Steps 2 through 5 - Common for all the afore mentioned configurations

model_name = "meta-llama/Llama-3.2-1B-Instruct"
output_dir = "./quantized_model"

# Step 2: Load and quantize the model
quantized_model = AutoModelForCausalLM.from_pretrained(
    model_name,
    torch_dtype=torch.bfloat16,
    device_map="cpu",
    quantization_config=quantization_config,
    trust_remote_code=True,
)

# Step 3: Save the quantized model
quantized_model.save_pretrained(
    output_dir,
    safe_serialization=False,
)

# Step 4: Save the tokenizer
tokenizer = AutoTokenizer.from_pretrained(
    model_name,
    trust_remote_code=True,
)
tokenizer.save_pretrained(output_dir)

# Step 5: Test the quantized model
input_text = "what are we having for dinner?"

Sample Output

You mentioned we were planning to go to a restaurant
Note:
  • Ensure you have the required dependencies installed: pip install transformers==4.57.6 torchao==0.16.0
  • The MappingType.SYMMETRIC option enables symmetric quantization which is recommended for optimal performance with zentorch.
  • The scale_dtype=torch.bfloat16 option ensures compatibility with AMD EPYC™ CPU optimizations.
  • Use safe_serialization=False when saving for compatibility with zentorch.
  • WOQ quantized models are only supported with freezing enabled
    export TORCHINDUCTOR_FREEZING=1
    export VLLM_USE_AOT_COMPILE=0
    export TORCHINDUCTOR_AUTOGRAD_CACHE=0
  • Sample output of the quantized model example described earlier is expected to be different for each run.

Running Quantized Models

Quantized models are supported in vLLM via the zentorch backend.

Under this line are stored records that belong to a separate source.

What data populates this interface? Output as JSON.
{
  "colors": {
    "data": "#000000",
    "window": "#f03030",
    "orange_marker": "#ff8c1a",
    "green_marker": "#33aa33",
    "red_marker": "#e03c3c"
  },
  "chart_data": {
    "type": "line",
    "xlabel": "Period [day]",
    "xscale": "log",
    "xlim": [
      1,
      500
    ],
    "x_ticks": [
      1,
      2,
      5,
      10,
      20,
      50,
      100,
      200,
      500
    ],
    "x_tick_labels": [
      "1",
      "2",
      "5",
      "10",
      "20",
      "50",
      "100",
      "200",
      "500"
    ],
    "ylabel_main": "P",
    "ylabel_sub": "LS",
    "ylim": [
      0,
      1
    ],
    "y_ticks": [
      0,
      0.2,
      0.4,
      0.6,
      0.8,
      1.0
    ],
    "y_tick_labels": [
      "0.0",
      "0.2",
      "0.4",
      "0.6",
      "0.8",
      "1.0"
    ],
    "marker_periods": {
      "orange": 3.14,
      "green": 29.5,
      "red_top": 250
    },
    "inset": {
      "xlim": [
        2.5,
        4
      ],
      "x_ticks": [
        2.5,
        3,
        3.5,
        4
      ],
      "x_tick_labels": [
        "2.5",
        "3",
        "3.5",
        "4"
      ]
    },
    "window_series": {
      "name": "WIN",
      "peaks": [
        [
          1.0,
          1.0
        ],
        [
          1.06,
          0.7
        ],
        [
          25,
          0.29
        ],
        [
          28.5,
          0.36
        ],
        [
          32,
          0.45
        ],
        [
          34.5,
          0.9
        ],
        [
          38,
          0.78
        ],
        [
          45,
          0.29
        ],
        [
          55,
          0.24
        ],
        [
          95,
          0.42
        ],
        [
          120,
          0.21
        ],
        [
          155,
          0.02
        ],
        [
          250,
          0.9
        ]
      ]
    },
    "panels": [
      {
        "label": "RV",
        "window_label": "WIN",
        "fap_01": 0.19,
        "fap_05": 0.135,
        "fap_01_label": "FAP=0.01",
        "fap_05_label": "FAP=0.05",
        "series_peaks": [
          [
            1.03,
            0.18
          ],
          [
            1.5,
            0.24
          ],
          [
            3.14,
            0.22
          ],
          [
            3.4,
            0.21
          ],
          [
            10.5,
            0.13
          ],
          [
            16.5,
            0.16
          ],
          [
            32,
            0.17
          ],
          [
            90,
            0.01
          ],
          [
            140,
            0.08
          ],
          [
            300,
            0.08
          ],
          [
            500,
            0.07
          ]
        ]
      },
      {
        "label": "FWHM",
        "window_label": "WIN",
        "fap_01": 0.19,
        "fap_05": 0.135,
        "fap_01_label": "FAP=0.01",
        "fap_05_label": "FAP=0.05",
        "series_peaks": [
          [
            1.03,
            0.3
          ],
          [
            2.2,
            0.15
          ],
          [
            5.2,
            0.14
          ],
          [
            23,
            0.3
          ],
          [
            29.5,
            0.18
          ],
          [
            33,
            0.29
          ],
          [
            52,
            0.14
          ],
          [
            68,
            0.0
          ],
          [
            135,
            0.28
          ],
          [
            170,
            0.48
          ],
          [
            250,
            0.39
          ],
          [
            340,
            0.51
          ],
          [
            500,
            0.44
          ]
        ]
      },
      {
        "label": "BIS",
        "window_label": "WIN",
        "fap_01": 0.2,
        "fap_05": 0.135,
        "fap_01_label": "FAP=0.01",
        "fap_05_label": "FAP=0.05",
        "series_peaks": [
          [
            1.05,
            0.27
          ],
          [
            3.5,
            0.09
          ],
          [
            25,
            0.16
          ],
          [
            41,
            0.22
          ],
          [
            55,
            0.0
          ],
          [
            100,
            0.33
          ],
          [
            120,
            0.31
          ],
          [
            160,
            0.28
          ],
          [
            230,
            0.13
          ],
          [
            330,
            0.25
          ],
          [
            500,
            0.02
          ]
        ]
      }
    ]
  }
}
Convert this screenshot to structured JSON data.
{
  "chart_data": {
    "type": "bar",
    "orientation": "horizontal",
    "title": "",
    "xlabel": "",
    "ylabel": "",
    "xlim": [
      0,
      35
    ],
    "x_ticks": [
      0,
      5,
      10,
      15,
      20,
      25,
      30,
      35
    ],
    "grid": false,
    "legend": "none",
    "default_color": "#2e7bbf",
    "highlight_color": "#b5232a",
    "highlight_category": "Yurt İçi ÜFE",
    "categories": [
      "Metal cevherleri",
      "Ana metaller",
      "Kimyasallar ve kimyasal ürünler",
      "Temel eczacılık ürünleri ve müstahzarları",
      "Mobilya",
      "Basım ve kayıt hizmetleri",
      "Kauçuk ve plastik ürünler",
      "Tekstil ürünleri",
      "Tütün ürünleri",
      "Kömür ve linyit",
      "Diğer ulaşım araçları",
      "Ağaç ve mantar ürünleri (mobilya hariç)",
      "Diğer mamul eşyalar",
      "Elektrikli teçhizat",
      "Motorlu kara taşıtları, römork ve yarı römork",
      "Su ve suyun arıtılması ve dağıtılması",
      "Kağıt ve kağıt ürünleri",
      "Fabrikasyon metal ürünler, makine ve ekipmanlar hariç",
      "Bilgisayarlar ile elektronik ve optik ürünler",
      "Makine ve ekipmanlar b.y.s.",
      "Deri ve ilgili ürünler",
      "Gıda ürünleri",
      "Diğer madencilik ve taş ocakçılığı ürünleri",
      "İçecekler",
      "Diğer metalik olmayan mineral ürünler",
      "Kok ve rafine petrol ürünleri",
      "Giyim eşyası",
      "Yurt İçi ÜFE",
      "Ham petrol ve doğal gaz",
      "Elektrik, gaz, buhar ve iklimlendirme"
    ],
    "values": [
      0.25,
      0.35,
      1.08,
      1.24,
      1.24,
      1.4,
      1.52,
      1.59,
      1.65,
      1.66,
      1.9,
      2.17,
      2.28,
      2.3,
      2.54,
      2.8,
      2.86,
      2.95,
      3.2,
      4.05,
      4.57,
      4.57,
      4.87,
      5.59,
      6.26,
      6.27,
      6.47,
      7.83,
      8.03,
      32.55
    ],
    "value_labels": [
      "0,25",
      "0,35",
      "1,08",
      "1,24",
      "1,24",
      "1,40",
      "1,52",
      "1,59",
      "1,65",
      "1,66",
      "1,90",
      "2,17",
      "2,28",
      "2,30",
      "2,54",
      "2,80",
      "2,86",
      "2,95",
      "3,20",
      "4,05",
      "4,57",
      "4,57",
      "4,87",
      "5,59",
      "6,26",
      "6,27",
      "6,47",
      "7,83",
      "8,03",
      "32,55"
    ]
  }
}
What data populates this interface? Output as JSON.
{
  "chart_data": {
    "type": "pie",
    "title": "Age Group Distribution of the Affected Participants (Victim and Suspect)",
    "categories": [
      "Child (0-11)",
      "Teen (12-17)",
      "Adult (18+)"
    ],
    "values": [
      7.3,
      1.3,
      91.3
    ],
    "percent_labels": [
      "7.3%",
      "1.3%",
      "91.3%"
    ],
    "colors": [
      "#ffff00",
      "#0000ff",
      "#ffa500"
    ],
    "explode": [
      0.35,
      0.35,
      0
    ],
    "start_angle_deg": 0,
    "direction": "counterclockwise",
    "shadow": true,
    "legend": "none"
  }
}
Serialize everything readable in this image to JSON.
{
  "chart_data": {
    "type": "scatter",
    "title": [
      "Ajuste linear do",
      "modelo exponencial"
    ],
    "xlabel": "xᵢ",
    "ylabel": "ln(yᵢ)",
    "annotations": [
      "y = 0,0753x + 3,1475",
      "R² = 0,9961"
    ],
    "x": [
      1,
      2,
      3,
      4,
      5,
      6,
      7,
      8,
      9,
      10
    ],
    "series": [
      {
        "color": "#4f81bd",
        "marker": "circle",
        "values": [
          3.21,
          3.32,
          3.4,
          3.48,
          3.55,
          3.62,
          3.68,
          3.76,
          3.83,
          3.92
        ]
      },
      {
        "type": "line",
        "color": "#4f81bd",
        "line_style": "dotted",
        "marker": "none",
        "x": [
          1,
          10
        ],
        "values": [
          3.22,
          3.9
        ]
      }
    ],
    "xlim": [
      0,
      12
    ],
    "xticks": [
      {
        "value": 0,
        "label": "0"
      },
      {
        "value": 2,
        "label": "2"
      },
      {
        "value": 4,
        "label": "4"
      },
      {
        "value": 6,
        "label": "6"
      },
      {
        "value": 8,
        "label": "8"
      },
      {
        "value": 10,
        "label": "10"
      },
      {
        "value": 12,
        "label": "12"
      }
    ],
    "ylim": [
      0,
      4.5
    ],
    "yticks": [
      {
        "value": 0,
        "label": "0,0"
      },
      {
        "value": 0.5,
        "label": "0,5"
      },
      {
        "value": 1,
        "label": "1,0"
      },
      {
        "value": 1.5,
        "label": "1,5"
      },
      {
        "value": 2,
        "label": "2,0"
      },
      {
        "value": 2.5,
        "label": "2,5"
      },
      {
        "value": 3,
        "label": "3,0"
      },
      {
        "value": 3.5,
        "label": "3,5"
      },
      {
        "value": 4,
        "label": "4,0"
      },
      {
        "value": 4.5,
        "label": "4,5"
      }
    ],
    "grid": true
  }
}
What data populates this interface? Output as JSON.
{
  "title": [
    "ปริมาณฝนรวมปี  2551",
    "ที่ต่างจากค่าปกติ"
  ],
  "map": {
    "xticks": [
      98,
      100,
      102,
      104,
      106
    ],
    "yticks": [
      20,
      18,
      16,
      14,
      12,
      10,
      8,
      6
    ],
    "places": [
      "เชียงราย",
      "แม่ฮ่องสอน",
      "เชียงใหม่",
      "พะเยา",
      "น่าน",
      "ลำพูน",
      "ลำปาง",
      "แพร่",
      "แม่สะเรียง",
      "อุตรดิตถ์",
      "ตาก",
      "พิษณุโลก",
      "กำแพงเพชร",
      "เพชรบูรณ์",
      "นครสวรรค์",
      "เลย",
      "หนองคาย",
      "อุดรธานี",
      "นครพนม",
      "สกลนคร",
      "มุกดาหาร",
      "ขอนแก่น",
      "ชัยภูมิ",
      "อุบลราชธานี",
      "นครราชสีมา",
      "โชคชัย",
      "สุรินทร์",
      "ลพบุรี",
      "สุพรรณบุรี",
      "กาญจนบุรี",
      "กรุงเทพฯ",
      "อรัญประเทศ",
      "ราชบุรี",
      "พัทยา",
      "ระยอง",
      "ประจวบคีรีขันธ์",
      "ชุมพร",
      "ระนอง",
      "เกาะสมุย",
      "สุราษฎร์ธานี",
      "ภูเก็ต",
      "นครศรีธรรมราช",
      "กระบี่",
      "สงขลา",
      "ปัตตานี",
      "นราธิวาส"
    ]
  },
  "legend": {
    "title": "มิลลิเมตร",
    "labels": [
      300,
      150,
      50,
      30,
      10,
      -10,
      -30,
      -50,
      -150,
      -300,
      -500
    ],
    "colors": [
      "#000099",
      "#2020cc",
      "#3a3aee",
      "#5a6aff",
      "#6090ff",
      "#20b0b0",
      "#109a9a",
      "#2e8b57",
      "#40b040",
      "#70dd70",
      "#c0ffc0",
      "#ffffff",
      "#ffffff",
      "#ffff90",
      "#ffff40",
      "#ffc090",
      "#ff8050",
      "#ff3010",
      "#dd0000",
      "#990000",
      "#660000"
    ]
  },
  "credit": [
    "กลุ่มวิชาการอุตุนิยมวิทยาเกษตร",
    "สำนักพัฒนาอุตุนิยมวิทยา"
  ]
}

This release introduces functional support for Weight-Only Quantization (WOQ). See vLLM-zentorch Plugin for detailed instructions on running models with vLLM.

Note: When running quantized models, use the path to your quantized model directory (example: ./quantized_model) as the model path instead of the original Hugging Face model name.